Yeiks!! Now this was turning interesting, monkeys doing monkey tricks in the roofing of the first floor of a four storied building. All I had on my mind was “How the hell did they get there???”
The rumbling got louder, faster. We got the hint that the monkeys were now restless and trying their best to break free.
We were asked to move out of our seats and go to some place safer. We chose to go near the pantry and be VIP observers as the house keeping guys came equipped with sticks. More and more panels started falling off, all in random places, the rumbling continued and we were enjoying seeing the house keeping guys try and get the monkeys out of there. All work had stopped and this gave way to relaxed minds creating jokes related to monkeys and all the happenings at that hour. A few colleagues of mine came up with employee ids, usernames and passwords for the monkeys. They also came up with a separate tab for the issue tracker with the tab named “Issues related to Monkesh”. They were having a gala time while the house keeping were sweating it out to get those menacing creatures out of the place.

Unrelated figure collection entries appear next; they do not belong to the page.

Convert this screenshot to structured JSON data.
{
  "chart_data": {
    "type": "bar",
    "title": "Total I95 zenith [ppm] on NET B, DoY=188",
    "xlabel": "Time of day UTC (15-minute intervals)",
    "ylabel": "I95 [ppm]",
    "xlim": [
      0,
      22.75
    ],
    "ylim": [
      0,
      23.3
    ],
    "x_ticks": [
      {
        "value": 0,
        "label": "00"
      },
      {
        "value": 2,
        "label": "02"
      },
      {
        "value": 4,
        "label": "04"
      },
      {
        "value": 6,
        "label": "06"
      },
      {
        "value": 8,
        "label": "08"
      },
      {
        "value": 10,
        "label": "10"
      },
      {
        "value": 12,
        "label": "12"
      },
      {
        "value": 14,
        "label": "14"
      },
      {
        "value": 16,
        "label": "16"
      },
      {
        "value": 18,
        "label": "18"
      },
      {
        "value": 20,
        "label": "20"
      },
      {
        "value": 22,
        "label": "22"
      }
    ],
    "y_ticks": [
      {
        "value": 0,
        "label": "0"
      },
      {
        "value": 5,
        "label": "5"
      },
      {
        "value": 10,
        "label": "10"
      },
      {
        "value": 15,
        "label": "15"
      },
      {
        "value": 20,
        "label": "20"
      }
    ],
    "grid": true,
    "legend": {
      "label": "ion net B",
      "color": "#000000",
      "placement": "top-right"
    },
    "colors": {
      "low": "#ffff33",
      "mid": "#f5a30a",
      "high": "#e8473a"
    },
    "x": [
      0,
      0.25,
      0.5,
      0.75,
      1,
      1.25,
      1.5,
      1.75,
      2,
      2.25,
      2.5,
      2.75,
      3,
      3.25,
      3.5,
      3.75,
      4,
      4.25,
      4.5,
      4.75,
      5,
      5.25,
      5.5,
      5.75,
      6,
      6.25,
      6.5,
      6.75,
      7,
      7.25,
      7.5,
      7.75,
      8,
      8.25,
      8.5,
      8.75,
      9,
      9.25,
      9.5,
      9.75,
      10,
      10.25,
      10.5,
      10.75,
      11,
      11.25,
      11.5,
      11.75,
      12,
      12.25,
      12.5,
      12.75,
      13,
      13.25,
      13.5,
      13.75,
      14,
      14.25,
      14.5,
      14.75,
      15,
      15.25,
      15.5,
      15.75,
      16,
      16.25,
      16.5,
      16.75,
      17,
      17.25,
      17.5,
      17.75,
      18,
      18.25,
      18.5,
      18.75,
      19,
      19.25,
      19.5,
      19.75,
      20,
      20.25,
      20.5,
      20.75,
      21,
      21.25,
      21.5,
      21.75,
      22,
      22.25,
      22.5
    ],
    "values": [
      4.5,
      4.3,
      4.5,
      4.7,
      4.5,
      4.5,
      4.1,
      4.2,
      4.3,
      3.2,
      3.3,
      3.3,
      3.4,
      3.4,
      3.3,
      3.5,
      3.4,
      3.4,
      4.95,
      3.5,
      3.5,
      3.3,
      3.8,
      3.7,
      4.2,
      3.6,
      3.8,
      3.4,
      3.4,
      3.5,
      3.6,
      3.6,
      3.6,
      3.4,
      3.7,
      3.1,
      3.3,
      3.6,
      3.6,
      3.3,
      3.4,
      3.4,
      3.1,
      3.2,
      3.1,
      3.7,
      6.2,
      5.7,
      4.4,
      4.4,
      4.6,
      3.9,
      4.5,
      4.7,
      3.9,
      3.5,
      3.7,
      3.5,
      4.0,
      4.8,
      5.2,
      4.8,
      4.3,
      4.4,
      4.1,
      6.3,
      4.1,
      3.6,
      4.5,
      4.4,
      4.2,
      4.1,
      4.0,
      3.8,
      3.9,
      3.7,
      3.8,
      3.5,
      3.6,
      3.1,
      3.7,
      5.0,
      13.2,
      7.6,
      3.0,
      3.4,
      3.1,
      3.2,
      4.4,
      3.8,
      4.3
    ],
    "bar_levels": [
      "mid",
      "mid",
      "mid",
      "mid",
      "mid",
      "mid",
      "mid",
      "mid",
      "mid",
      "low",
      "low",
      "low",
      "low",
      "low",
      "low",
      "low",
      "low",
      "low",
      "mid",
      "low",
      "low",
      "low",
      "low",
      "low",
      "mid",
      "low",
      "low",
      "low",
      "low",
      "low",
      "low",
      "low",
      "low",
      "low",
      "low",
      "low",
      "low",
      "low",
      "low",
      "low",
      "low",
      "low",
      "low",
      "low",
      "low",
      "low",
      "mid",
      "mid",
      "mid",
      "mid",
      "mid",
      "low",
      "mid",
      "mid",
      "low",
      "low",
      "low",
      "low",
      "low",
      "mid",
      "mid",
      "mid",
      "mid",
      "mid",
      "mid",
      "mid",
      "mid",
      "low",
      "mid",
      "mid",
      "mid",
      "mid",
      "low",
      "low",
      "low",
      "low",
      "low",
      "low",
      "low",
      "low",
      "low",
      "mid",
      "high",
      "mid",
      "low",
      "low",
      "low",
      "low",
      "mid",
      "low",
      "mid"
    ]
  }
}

An hour passed by before we realized that the panels had stopped falling, the rumbling all silenced, the house keeping guys all confused. Where did the monkeys go after all??
Good they found a way out of the roofing without being escorted through our work area otherwise we would find a crowd of civilized people behaving worse than monkeys.
All this made considerable damage to my day. I had to wait an extra hour to end my day which meant that I would reach home real late and not have much time to do anything else but eat and sleep.